Sir, you said that nowhere should this matter more than with our elected officials. That they should be held to high standards. You described Congress’s recent actions to update 1995 policies and laws about education and training regarding sexual harassment. You’re looking into government harassment cases which utilized tax payer money as payouts. All good and right things. But the words and actions of the President have an impact on everyday Americans, a more insidious impact than the fluctuation of the price of our milk. When the President demeans immigrants and Muslims, hate crimes go up. When Trump refuses to denounce Nazis marching in the streets, more Nazis find comfort in the light of day to march for fascism and racism and anti-Semitism. When the President refuses to shake Chancellor Angela Merkel’s hand, men and boys are watching.

Mr. Speaker, your inability to denounce the President’s moral offenses, to decry with the same confidence Mr. Moore and Mr.

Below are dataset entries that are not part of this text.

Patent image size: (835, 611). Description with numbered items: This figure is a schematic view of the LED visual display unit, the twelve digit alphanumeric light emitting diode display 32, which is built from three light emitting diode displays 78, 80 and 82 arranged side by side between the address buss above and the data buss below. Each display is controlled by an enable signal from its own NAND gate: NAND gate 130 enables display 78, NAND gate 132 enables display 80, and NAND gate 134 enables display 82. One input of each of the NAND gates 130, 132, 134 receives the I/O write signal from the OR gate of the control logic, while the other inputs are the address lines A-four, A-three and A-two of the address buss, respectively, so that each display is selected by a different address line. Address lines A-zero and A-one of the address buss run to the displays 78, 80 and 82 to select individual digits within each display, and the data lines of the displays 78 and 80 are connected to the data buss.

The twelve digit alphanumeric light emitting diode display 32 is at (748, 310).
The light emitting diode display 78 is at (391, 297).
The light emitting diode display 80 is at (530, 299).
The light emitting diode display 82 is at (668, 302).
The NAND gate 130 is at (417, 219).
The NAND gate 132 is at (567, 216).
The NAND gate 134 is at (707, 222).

Trump’s crimes as the same evil, you have not worked to make American girls like Liza and my students and my daughters safer. You have let them down. You have let me down.

You called this a watershed moment in this country, and it is. Victims have finally gained the confidence to bring their attackers into the light, to shame the shameless. This watershed moment will wash victims into voting booths in 2018. No more should daughters and mothers and sisters and CEOs and teachers and nurses and Americans stand for this hypocrisy. After years of hearing the Republican Party rightfully call for Bill Clinton’s resignation, of standing up for “family values,” no more can we stomach your duplicity and inaction- your dance of words- during this turning point for America.

Do the work, spend the time reviewing the two cases, and be an upstander, not a bystander.

Show our daughters that you care more for their dignity and safety than you do for the price of milk.